Qu’il en aille ici autrement nous fait peut-être voir des différences bien plus grandes et plus fondamentales : la nouveauté n’est pas seulement ici le dévoilement de ce que l’on ignorait, il s’agit plutôt d’une nouveauté bien plus réelle. Ce n’est pas qu’on l’ignorait, c’est qu’elle n’était pas ! Il faut mesurer ce que cela signifie. Si les deux disciples ne reconnaissent pas leur maître, au point (comique d’ailleurs) de lui dire en face : « Tu es bien le seul à ignorer les évènements de ces jours-ci », c’est parce qu’ils ne peuvent même pas imaginer l’avoir en face d’eux.
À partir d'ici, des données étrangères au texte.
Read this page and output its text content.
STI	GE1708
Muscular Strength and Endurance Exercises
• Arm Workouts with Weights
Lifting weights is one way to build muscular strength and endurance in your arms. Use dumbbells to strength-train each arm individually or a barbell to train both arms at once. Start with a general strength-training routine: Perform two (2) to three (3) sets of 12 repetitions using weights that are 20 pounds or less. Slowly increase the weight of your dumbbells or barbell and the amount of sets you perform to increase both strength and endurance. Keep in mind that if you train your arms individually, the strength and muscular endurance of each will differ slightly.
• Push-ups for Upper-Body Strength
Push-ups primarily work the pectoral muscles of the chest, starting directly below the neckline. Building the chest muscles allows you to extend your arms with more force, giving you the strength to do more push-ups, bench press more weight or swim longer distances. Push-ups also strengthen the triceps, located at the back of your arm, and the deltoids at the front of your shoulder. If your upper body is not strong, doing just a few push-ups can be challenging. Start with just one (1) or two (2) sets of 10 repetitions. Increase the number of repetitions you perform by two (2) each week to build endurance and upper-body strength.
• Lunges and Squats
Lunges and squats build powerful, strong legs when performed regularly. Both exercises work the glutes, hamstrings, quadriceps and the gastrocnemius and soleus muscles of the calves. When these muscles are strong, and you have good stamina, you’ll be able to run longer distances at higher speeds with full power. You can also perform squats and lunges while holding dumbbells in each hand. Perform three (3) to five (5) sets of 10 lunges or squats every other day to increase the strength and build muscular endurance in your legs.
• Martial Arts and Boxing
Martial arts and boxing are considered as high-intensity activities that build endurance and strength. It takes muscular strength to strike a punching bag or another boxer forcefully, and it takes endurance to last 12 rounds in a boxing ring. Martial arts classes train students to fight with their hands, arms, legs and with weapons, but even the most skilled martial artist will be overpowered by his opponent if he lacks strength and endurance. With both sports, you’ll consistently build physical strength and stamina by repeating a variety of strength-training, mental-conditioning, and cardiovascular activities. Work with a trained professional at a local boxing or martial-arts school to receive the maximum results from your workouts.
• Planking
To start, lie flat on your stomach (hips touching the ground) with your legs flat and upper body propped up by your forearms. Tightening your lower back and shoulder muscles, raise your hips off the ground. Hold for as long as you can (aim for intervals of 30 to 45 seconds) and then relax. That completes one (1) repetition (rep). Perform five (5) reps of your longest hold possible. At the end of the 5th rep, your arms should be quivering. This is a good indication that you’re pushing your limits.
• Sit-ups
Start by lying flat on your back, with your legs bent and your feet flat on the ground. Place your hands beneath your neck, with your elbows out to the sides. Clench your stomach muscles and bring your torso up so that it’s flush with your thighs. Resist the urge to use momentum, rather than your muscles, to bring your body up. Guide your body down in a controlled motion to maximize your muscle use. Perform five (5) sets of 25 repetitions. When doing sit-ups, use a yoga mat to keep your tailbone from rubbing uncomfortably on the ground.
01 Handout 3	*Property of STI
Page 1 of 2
Luc le dit d’emblée d’ailleurs, et d’une façon si insistante qu’elle est souvent atténuée dans les traductions : « or leurs yeux étaient forcés de ne pas le reconnaître. » On ne peut s’ouvrir à une réalité que si elle est, quelque part dans sa tête, mise au rang des possibles. Ici, nos deux disciples ont même perdu l’espoir : « et nous qui espérions« . Il me semble que nos cœurs « habitués » à l’affirmation de la résurrection sont dans le faux, justement parce qu’ils sont habitués : il nous faudrait revenir à la violence insoutenable de cette affirmation. Et non seulement de cette affirmation mais avant tout et surtout de sa réalité. Affirmer la résurrection est grotesque, pour l’esprit. La réaction normale est celle de l’aréopage d’Athènes en écoutant Paul : « Là-dessus, nous t’écouterons une autre fois ». Et ceux qui croient que Jésus est ressuscité font bien de s’apercevoir à quoi ils croient, à quelle affirmation folle ils accordent crédit.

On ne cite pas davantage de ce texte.